Fongauffier-sur-Nauze

Fongauffier-sur-Nauze

Notre Dordogne aurait pu s'appeler la Ramade.

 

SIORAC-en-PÉRIGORD

 


 

Je vois bien, ma Dordogne, encore humble tu vas : ... Et Garonne, et le Rhône, et ces autres grands dieux,. En auront quelque envie, et, possible, vergogne.  ...

 

[Sonnet d'Etienne de la Boétie].

 

Laisse, laisse moi faire et un jour ma Dordogne,

 

Si je devine bien, on te connaîtra mieux :

Et Garonne et le Rhône et ces autres grands Dieux,

En auront quelque envie et possible vergogne.


 


Début mai la Dordogne, qui pendant un hiver sec est restée à l'étiage, a envahi ses berges comme ici au Buisson. Photo Pierre Fabre.

 

 


La Dordogne un fleuve contesté. Certains l'appellent rivière. La notion de rivière, certes, laisse penser à une paisible enchanteresse de la nature qui s'oppose à la puissance du fleuve. Le verbe, lui, a cette curieuse manie de placer le masculin en "dominateur", tel Mars dieu de la Guerre, laissant à la déesse Vénus la douceur de l'amour. Notre Dordogne, néanmoins, serait, plus logiquement, un fleuve. Le géographe Aimé Perpillou, [né en 1902 à Glanges (Haute Vienne), il décéda en 1976 à Paris] à la charnière des années 50/60, classait notre Dordogne dans les fleuves hexagonaux.
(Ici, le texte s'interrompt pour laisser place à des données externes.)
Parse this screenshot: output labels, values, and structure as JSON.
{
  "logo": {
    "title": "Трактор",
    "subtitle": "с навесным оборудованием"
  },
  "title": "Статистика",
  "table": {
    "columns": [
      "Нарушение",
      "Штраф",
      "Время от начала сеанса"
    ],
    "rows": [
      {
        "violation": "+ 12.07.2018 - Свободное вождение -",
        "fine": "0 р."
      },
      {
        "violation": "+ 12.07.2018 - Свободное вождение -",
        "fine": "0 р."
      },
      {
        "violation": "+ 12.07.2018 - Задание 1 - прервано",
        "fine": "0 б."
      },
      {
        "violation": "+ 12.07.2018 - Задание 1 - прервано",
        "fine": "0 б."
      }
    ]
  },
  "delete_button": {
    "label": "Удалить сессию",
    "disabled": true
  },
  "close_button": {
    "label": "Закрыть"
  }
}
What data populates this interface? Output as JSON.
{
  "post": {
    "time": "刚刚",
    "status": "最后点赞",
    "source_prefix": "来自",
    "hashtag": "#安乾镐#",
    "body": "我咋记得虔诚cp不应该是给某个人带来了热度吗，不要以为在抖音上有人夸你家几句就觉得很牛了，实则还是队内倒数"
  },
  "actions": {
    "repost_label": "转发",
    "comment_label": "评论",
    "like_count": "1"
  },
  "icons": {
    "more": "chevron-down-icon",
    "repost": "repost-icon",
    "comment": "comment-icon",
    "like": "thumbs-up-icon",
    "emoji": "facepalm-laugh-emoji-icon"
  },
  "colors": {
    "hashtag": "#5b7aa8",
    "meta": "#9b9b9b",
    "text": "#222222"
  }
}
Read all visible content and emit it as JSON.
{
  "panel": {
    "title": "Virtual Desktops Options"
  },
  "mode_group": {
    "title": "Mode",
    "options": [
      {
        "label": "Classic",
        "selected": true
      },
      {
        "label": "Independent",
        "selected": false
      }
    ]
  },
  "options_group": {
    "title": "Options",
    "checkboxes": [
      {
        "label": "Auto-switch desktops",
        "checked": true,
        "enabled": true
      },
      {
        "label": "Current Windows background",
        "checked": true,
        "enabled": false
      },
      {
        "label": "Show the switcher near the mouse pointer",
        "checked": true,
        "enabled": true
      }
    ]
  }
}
Tout le monde sait que la Dordogne concourt, avec la Garonne, à la formation de la Gironde. Si la Garonne a rang de fleuve la Dordogne aussi. Qui plus est le Mascaret, phénomène naturel très spectaculaire qui se produit sur une soixantaine de sites dans le monde, concerne la Dordogne et permet de surfer en aval de Libourne !

 

Un peu d'onomastique. Contrairement aux apparences, le nom de la Dordogne n'est pas un assemblage récent des noms de la Dore et la Dogne. Son nom vient d'un ancien Durānius, dérivé de la racine préceltique dur-dor- (cf. la Durance, le Douro/Duero, etc.).

Les formes médiévales ont adopté un suffixe redoublé -ononia : Dorononia fluvius (VIeme siècle), Dornonia (VIIIeme siècle) qui évolue en Dordonia (IXeme siècle) par un phénomène de dissimilation donnant ainsi l'impression d'une étymologie *Dore-Dogne.

 

Quelques repères géographiques. Notre Dordogne, officiellement, s'étire sur 483 Km du Puy de Sancy au Bec d'Ambès. Elle prend le huitième rang, eu égard à sa longueur, juste derrière son voisin le Lot. Rappelons, pour mémoire, le kilométrage des grands cours d'eau de notre hexagone. Loire 1012, Seine 776, Rhône 812, dont 545 en France, Marne 525, Garonne 645, dont 523 en France, Meuse 950, dont 486 en France et enfin le Lot 485.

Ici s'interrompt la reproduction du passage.